SEMARANG – Negara Kesatuan Republik Indonesia (NKRI) terdiri dari berbagai suku bangsa, agama, kepercayaan dan keyakinan. Meski begitu, perbedaan tersebut tidak menjadi penghalang untuk menjalin persaudaraan.
“Walaupun kita mungkin punya latar belakang berbeda suku dan agama, tetapi perbedaan itu ternyata tidak harus menjadi penghalang bagi kita semua untuk menjalin kebersamaan. Bahkan lebih dari itu menjalin persaudaraan,” kata Wakil Gubernur Jawa Tengah Drs H Heru Sudjatmoko MSi saat menghadiri Silaturrahim Antar Tokoh Masyarakat yang digelar oleh Forum Persaudaraan Bangsa Indonesia (FPBI) Jawa Tengah di Restoran D’Cost, Semarang, Rabu (8/7) sore.
Turut hadir dalam Acara yang mengambil tema ‘Meningkatkan Wawasan Kebangsaan dan Menciptakan Iklim Sejuk dan Kondusif di Jawa Tengah’, Kepala Kesbangpolinmas Jawa Tengah Drs Ahmad Rofii, Ketua FPBI Jawa Tengah Mardiono Basri dan anggota MUI Jawa Tengah Abu Hafsi.
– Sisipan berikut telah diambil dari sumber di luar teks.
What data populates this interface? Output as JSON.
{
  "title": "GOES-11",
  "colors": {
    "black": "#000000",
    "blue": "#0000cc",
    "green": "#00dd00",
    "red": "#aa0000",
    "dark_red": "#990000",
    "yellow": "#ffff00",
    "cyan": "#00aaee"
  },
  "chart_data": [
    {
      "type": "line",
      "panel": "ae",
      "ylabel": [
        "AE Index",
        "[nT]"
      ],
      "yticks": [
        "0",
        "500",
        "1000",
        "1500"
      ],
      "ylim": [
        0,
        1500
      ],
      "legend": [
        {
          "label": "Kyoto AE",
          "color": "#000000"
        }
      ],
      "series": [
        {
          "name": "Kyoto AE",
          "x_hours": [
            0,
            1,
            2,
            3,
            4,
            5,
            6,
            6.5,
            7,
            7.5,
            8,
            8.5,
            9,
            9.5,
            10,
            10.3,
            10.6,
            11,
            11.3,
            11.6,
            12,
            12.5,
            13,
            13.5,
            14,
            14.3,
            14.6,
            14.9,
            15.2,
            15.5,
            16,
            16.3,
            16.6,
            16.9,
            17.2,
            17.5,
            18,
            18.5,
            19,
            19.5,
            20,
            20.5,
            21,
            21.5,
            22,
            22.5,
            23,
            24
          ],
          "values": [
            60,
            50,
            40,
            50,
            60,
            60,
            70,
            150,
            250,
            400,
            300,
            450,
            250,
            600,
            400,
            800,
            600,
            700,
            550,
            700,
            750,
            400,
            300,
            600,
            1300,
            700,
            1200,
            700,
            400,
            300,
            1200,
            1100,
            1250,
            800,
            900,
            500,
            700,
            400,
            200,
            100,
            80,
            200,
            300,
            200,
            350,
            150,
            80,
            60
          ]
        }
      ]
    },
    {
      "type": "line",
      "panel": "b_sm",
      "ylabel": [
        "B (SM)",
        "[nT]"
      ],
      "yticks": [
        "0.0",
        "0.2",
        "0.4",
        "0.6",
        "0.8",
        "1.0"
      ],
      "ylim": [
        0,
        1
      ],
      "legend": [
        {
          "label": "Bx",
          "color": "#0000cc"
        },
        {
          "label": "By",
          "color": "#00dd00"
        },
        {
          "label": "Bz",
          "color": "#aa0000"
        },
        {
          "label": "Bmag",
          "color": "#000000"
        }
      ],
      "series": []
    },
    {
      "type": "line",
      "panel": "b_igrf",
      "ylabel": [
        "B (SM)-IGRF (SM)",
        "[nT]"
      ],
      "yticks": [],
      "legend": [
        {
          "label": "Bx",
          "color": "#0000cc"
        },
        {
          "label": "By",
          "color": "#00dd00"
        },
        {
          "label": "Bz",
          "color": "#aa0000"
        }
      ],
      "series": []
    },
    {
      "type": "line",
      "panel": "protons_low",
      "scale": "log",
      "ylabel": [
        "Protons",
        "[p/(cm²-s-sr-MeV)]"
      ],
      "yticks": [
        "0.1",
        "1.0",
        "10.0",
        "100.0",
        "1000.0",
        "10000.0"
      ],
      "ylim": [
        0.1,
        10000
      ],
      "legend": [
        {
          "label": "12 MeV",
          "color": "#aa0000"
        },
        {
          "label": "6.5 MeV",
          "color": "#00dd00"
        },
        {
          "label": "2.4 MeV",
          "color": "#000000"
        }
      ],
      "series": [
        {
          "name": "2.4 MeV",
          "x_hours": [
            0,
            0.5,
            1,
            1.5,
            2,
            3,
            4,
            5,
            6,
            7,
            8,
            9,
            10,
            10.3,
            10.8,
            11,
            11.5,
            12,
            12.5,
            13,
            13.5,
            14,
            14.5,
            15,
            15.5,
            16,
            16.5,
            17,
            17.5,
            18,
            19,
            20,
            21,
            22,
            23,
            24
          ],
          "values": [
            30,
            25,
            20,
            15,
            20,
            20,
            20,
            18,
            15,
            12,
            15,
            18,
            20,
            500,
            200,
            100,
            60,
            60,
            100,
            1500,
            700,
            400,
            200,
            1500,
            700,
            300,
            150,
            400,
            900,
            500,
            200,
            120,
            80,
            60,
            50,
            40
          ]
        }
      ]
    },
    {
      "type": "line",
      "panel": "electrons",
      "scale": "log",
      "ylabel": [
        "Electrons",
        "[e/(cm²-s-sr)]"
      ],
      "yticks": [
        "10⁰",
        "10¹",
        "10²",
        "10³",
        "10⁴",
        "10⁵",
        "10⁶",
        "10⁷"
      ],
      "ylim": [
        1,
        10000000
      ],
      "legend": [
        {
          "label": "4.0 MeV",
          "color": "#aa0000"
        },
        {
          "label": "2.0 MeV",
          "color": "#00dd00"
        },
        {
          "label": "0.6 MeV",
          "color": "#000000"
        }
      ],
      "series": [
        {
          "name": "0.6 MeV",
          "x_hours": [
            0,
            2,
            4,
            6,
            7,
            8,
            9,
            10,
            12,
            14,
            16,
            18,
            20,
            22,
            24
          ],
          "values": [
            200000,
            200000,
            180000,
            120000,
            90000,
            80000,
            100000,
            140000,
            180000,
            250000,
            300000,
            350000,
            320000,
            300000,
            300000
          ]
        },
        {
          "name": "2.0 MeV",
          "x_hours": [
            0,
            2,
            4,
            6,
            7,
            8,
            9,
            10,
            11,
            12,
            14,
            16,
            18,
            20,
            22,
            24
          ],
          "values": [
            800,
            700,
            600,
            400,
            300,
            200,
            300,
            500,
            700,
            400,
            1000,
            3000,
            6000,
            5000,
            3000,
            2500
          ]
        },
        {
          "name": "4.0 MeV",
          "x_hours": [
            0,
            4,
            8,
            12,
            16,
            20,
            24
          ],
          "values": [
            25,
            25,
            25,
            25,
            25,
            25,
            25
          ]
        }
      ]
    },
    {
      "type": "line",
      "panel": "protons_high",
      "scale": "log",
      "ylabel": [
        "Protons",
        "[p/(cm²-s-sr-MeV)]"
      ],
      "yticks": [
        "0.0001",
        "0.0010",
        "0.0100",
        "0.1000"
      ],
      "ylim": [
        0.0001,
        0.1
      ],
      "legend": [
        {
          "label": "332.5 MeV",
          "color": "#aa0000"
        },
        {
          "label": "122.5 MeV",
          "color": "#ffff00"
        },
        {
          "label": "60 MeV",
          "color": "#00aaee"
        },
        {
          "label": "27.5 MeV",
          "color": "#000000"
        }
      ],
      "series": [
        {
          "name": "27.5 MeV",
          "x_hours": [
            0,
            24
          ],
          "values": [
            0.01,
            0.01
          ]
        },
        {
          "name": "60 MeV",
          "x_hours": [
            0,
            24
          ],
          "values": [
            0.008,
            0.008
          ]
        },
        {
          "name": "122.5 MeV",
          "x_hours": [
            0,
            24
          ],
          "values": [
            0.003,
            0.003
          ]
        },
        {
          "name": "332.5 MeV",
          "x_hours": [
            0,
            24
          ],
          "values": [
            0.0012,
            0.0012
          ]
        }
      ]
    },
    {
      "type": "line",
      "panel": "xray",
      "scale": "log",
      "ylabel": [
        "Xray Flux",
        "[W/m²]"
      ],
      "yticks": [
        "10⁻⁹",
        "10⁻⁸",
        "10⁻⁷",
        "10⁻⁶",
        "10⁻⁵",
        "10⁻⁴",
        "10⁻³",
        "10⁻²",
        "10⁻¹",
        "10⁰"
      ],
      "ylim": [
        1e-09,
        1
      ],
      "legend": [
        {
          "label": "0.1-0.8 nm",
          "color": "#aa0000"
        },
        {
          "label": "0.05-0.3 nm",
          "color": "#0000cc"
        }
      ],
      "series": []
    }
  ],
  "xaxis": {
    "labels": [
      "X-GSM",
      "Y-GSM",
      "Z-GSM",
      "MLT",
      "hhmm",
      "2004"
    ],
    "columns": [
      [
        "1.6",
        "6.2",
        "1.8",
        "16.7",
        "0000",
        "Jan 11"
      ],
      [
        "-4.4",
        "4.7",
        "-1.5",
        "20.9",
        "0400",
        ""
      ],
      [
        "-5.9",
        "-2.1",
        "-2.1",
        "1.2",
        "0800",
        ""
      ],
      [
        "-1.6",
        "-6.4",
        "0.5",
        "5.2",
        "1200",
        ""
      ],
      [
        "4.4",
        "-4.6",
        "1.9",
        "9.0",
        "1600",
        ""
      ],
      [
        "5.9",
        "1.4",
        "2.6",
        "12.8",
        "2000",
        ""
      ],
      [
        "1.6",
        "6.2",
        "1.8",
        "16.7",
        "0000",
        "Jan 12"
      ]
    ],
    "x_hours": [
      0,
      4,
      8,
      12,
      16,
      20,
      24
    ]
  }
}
Heru mengungkapkan pedoman hidup bertoleransi tercantum di dalam filosofi dan ideologi negara, yaitu Pancasila yang juga dijamin oleh konstitusi UUD 1945. Karenanya, masyarakat diminta untuk mengamalkan Pancasila terutama sila pertama ke dalam kehidupan nyata. Sebab, jika tidak,akan menjadi sebuah kerawanan nasional.
“Sekarang jumlah penduduk semakin besar, kalau tidak dipelihara semangat kebangsaan tentu akan menjadi kerawanan yang luar biasa,” ujarnya.
Heru pun meminta tokoh-tokoh masyarakat dapat membantu pemerintah untuk menyebarluaskan semangat kebangsaan kepada seluruh kalangan masyarakat. Mulai dari orang tua hingga generasi muda.
Ditambahkan, dengan mengamalkan tiga pedoman berbangsa dan bernegara, yaitu Pancasila, UUD 1945, dan Bhinneka Tunggal Ika akan memperkuat keberadaan NKRI di dunia internasional.
“Tiga itu (Pancasila, UUD 1945, Bhineka Tunggal Ika) akan memperkuat keberadaan NKRI, termasuk kebersamaan, kerukunan, kedamaian di Jawa Tengah,” tutur Heru.
Sementara itu, pada kesempatan yang sama anggota MUI Jawa Tengah Abu Hafsi mengatakan semangat kebangsaan tidak akan terwujud jika masyarakat tidak mengetahui definisi sebenarnya dari kata bangsa. Menurutnya dari kutipan pidato Bung Karno, yang mengikat rakyat Indonesia sebagai bangsa adalah rasa senasib dan sepenanggungan.
“Rasa senasib sepenanggungan untuk merdeka, memberikan sebuah negara yang merdeka itulah yang menjadi ikatan kita semua sebagai bangsa,” katanya.
Hafsi juga mengatakan agar rasa kebangsaan tetap kuat dan tidak rentan terhadap perpecahan perlu menjadikan ideologi Pancasila menjadi civil religion atau public etic bagi bangsa Indonesia.
“Kita harus menjadikan Pancasila civil religion atau public etic. Artinya Pancasila ini harus mempunyai kekuatan mengikat bagi seluruh penduduk Indonesia dengan berbagai latar belakang etnis dan rasnya,” pungkasnya.